Je me souviens d’une ancienne collègue qui un jour en me regardant me dit : « Tu sais Didier, je n’ai jamais connu aucune personne aussi libre que toi. Tu es épris d'une telle liberté que cela te donne toutes les audaces ». Merci à elle, et même si sur le moment je n’ai absolument pas mesuré la portée de ses mots (et je ne mets pas en doutes son intelligence, car elle l’est), prenant ses dires comme un banal compliment, par la suite, j'ai réalisé l'ampleur de son propos.

 

 

 

 

 

Si derrière cette phrase plus que flatteuse, je l’ai compris par la suite, se cachait sans le moindre doute, l’aspect le plus intriguant et important de tout être humain, j’ai appris avec le temps, et sans doute est-ce cela que cette ancienne collègue avait perçu en moi, que j'étais le seul responsable de tant de liberté.
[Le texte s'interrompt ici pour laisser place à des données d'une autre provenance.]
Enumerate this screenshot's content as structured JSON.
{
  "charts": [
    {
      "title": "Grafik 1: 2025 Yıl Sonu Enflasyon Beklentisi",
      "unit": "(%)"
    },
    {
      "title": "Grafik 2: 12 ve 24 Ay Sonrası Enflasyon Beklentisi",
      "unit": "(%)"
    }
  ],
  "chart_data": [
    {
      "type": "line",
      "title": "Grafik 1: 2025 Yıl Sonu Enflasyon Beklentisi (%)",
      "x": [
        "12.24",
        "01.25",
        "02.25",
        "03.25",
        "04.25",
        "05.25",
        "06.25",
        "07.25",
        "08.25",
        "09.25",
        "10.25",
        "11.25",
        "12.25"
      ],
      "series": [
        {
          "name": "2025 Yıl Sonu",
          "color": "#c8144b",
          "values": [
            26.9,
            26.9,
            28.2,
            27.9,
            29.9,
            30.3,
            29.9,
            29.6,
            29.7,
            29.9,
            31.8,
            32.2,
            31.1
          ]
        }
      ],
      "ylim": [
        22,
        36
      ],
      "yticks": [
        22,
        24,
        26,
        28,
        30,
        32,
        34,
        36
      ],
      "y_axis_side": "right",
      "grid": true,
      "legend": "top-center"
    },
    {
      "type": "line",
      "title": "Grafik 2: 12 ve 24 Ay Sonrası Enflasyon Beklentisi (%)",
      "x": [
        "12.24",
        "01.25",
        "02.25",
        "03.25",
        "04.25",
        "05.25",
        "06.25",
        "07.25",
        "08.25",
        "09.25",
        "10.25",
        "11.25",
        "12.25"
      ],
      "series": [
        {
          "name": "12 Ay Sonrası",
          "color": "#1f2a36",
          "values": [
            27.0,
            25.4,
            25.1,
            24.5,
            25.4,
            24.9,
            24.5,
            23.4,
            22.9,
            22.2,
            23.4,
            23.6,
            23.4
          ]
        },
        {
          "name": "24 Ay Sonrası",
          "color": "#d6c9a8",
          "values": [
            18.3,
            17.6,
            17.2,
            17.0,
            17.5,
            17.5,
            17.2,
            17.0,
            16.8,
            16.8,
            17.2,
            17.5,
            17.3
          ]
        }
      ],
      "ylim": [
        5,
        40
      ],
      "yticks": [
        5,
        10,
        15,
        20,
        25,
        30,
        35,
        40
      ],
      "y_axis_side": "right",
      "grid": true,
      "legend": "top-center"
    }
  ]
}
Car libre, je le suis il est vrai, et cela ne se perçoit pas seulement dans mes actes ou mes paroles, cela se constate dans tout ce que j'entreprends, toutes les décisions graves ou heureuses que j'aie pu décidé au cours ma vie. Comme investi d’une mission sans faille tout au long de mon existence et pas des moindres, puisqu’il s’agit de me rendre pleinement heureux. Je ne parle pas que du bonheur et de l’amour, en cela, je pense que l’adulte que je suis sait s’appliquer pour y parvenir… mais le fait-il seul, ou est-il appuyé par ce garnement qui excelle dans l’art de nous vouloir du bien ?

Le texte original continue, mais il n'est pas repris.